The animal world is incredibly colourful, and behind this colour palette is a constant game of survival.
Most animals use camouflage, covering themselves in stealthy patterns to hide from predators. Others display bright and bold colours to warn potential predators they are not a good meal. This second strategy is known as aposematism or warning colouration. Although less common than camouflage, it has evolved hundreds of times in butterflies, beetles, bugs, sea slugs, poison frogs and even birds.
One long-standing question is why species use one of these strategies over the other. Is one of these strategies usually more successful? Under which specific circumstances does one strategy beat the other? Our new study, published today in Science, helps answer these questions.


The hawk moth (Psilogramma casuarinae) has extraordinary camouflage.
Damien Esquerre
Testing multiple theories
Both camouflage and aposematism can co-exist in the same region. In Australia, for example, there are many examples of camouflaged insects such as the spotted predatory katydids and the lichen spiders.
On the other hand, species such as the cotton harlequin bug – a common stink bug found in urban areas – and the handmaiden moth display bright orange and red colours to advertise to predators they are not a pleasant meal. Some animals (but fewer) such as mountain katydids even use both strategies by changing colour, or hiding and revealing colourful patches.


The Australian lichen spider (Pandercetes gracilis) hiding on a skinny tree trunk.
Kate Umbers
There are dozens of theories about why some species are camouflaged instead of warningly coloured, and it is a challenge to pull these ideas apart.
Small localised studies have independently tried to test the effect of different factors separately. For example, we know light levels are important in the success of camouflage strategies. We also know the success of warning colouration often relies on predators having experienced the prey before, and having learned to avoid warning signals.
But is lighting or predator learning ability more important?
Results from a single place tell us about that place, but we see the same strategies all over the world. Do strategies perform the same way everywhere?
To solve this mystery, our large team of collaborators ran the same experiment in 16 different countries around the world, in different forests with different levels of light, and different prey and predator communities.

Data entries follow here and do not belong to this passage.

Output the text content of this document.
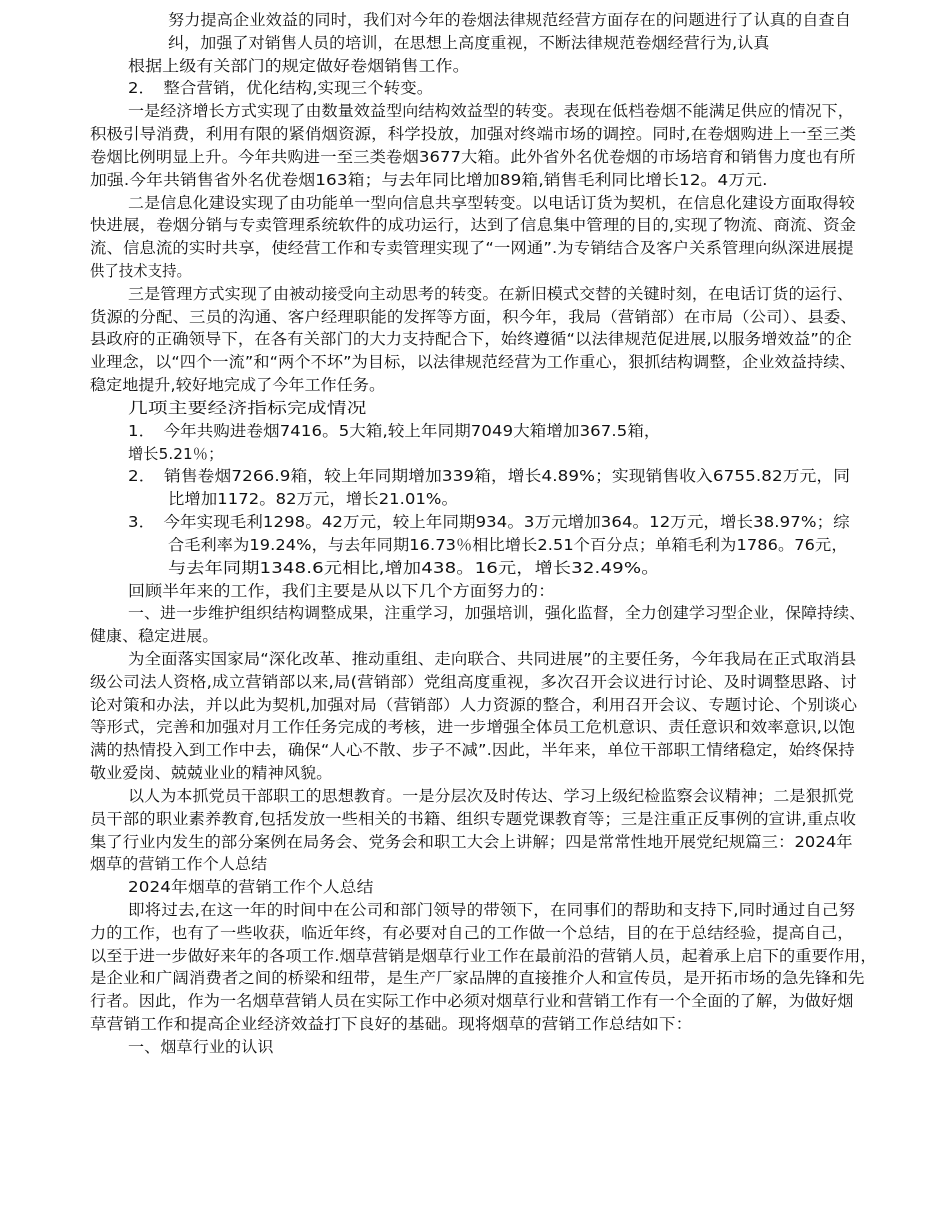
努力提高企业效益的同时，我们对今年的卷烟法律规范经营方面存在的问题进行了认真的自查自
纠，加强了对销售人员的培训，在思想上高度重视，不断法律规范卷烟经营行为,认真
根据上级有关部门的规定做好卷烟销售工作。
2．　整合营销，优化结构,实现三个转变。
一是经济增长方式实现了由数量效益型向结构效益型的转变。表现在低档卷烟不能满足供应的情况下，
积极引导消费，利用有限的紧俏烟资源，科学投放，加强对终端市场的调控。同时,在卷烟购进上一至三类
卷烟比例明显上升。今年共购进一至三类卷烟3677大箱。此外省外名优卷烟的市场培育和销售力度也有所
加强.今年共销售省外名优卷烟163箱；与去年同比增加89箱,销售毛利同比增长12。4万元.
二是信息化建设实现了由功能单一型向信息共享型转变。以电话订货为契机，在信息化建设方面取得较
快进展，卷烟分销与专卖管理系统软件的成功运行，达到了信息集中管理的目的,实现了物流、商流、资金
流、信息流的实时共享，使经营工作和专卖管理实现了“一网通”.为专销结合及客户关系管理向纵深进展提
供了技术支持。
三是管理方式实现了由被动接受向主动思考的转变。在新旧模式交替的关键时刻，在电话订货的运行、
货源的分配、三员的沟通、客户经理职能的发挥等方面，积今年，我局（营销部）在市局（公司）、县委、
县政府的正确领导下，在各有关部门的大力支持配合下，始终遵循“以法律规范促进展,以服务增效益”的企
业理念，以“四个一流”和“两个不坏”为目标，以法律规范经营为工作重心，狠抓结构调整，企业效益持续、
稳定地提升,较好地完成了今年工作任务。
几项主要经济指标完成情况
1．　今年共购进卷烟7416。5大箱,较上年同期7049大箱增加367.5箱，
增长5.21％；
2．　销售卷烟7266.9箱，较上年同期增加339箱，增长4.89%；实现销售收入6755.82万元，同
比增加1172。82万元，增长21.01%。
3．　今年实现毛利1298。42万元，较上年同期934。3万元增加364。12万元，增长38.97%；综
合毛利率为19.24%，与去年同期16.73％相比增长2.51个百分点；单箱毛利为1786。76元，
与去年同期1348.6元相比,增加438。16元，增长32.49%。
回顾半年来的工作，我们主要是从以下几个方面努力的：
一、进一步维护组织结构调整成果，注重学习，加强培训，强化监督，全力创建学习型企业，保障持续、
健康、稳定进展。
为全面落实国家局“深化改革、推动重组、走向联合、共同进展”的主要任务，今年我局在正式取消县
级公司法人资格,成立营销部以来,局(营销部）党组高度重视，多次召开会议进行讨论、及时调整思路、讨
论对策和办法，并以此为契机,加强对局（营销部）人力资源的整合，利用召开会议、专题讨论、个别谈心
等形式，完善和加强对月工作任务完成的考核，进一步增强全体员工危机意识、责任意识和效率意识,以饱
满的热情投入到工作中去，确保“人心不散、步子不减”.因此，半年来，单位干部职工情绪稳定，始终保持
敬业爱岗、兢兢业业的精神风貌。
以人为本抓党员干部职工的思想教育。一是分层次及时传达、学习上级纪检监察会议精神；二是狠抓党
员干部的职业素养教育,包括发放一些相关的书籍、组织专题党课教育等；三是注重正反事例的宣讲,重点收
集了行业内发生的部分案例在局务会、党务会和职工大会上讲解；四是常常性地开展党纪规篇三：2024年
烟草的营销工作个人总结
2024年烟草的营销工作个人总结
即将过去,在这一年的时间中在公司和部门领导的带领下，在同事们的帮助和支持下,同时通过自己努
力的工作，也有了一些收获，临近年终，有必要对自己的工作做一个总结，目的在于总结经验，提高自己，
以至于进一步做好来年的各项工作.烟草营销是烟草行业工作在最前沿的营销人员，起着承上启下的重要作用，
是企业和广阔消费者之间的桥梁和纽带，是生产厂家品牌的直接推介人和宣传员，是开拓市场的急先锋和先
行者。因此，作为一名烟草营销人员在实际工作中必须对烟草行业和营销工作有一个全面的了解，为做好烟
草营销工作和提高企业经济效益打下良好的基础。现将烟草的营销工作总结如下：
一、烟草行业的认识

Cotton harlequin bugs (Tectochoris diophthalmus) display bright orange and red colours to advertise to their predators that they are not a pleasant meal.
Thomas Wallenius
15,000 paper moths
Together we deployed more than 15,000 artificial prey – paper moths – with three different colours: a classic warning pattern of orange-and-black, a sneaky brown that blends in, and an uncommon bright blue-and-black. Each paper target was baited with a mealworm, which allowed us to measure the survival of each type of colouration.